My favourite personal experience was on a winter trip to Kitsbeul for the World Cup Downhill. Villeneuve was a great friend of the Crazy Canuck downhill team. On the return trip to Monaco, he saw an ice race for motorcycles being held on a small lake beside the road. On came the hand-brake and a quick spin in the middle of the road and back we went. Villeneuve had to see what was going on. Once recognized, Villeneuve was offered one of the bikes to take a little spin around the track. Within two laps, Villeneuve was at the track record and soon was under it! He had taken the very powerful motorcycle, with large spikes for studs on the tires and charmed the crowd with his bravery and speed. Again the legend grew.
In May of 1982, the Grand Prix circus made it's annual stop in Belgium. This year Zolder was the location, rather than the legendary and daunting Spa. During the final moments of qualifying on Saturday, Villeneuve crested the rise after the first chicane following the pit exit. He encountered the much slower March-Ford of Jochen Mass. Villeneuve was on his last set of qualifying tires, it was his final chance to better his position on the starting grid. There would be no question of lifting off to make his pass. He eased his Ferrari to the right. At precisely the same moment, Mass also pulled to the right, to give Villeneuve the best line. The mis-understanding led to Villeneuve's left front tire striking the right rear of the March. It was the fourth such accident in Villeneuve's career. The Ferrari instantly became air-borne at over 200 kmph. It somersaulted several times and landed nose-first in soft sand at the side of the track. Villeneuve was thrown from his beloved Ferrari and ended up in the catch-fencing on the outside of the turn. His final moments were repeatedly shown to his fans and followers via world television. His death shocked the Grand Prix family to it's core.

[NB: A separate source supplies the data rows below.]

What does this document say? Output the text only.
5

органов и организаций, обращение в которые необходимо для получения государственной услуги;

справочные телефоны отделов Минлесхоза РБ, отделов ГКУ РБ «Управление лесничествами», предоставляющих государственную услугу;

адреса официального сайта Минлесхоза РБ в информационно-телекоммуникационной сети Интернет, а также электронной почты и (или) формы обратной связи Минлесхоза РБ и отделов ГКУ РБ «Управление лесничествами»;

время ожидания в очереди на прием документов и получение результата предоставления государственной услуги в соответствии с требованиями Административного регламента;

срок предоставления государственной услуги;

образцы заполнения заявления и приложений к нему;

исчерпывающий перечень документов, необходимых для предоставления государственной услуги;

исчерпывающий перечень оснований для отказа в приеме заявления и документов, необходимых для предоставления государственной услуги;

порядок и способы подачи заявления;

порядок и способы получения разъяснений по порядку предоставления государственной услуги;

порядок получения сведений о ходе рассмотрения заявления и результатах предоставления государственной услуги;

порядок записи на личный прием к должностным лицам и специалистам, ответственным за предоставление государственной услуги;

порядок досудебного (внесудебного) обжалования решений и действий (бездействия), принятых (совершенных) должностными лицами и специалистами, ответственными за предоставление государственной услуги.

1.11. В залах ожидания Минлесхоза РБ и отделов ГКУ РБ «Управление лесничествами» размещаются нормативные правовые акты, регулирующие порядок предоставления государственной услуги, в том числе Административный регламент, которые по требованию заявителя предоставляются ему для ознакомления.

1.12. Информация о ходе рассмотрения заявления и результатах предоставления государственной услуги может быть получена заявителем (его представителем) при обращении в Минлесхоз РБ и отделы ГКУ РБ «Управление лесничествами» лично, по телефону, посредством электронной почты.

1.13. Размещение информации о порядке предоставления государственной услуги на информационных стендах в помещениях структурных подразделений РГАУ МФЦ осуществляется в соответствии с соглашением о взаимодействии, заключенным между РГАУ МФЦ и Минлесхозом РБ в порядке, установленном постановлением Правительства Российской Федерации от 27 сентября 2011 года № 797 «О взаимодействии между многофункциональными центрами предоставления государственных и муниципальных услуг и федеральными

Later that day, Eddie Cheever, driver of the Talbot-Matra Formula 1 car and close friend of Villeneuve, remarked. "I can only think, the last thing on his mind, as he flew through the air, was 'Well, I really blew that lap!'.
For many, it was the day the air went out of the balloon. It was the day the music died. To this day, I still enjoy racing, but I have never levelled my camera at another Formula 1 racing car.
It was well over a decade before another Canadian would enter and qualify a Grand Prix car. Again it was a Villeneuve. This time, it was the son of the father. Jacques Villeneuve, Gilles son, had begun his racing career in Europe, before heading to Japan to hone his skills. Upon his return to Canada, he was an accomplished and professional young man, with considerable talent and a very long shadow to walk in. Those that loved the father, loved the son. He could do no wrong. He would please his father's Canadian fans and gather in his own legions of fans, world-wide. Young Villeneuve would move to CART racing and win the title, he would also win the prestigious Indianapolis 500. He had won it all, but there was still an important goal yet to be dealt with...Formula 1! The call was not long in coming, but it did not come from Ferrari. It came from the all-powerful Williams team. The driver's tests were conducted, under the ever-watchful eye of the media, for this was the son of the great one. An offer was made, the offer accepted and Jacques jumped the CART ship and was now a principal driver of the then, most powerful team in Formula 1. It took two years, but Jacques won many races and finally the title that had eluded his father. In 1997, Jacques Villeneuve was crowned the World Champion of Formula 1.
Soon after his illustrious year, Villeneuve jumped ship from the Williams team and helped form the new BAR Formula 1 team. The team has floundered and progress has been difficult. Young Villeneuve has become frustrated as an also-ran. His need to stand on the top of the podium has given him an eye to the future, an eye to a team that can put him back on top.
It is often said it would be quite a dream to see another Ferrari wearing the number 27, with a Villeneuve at the helm. Only time will tell.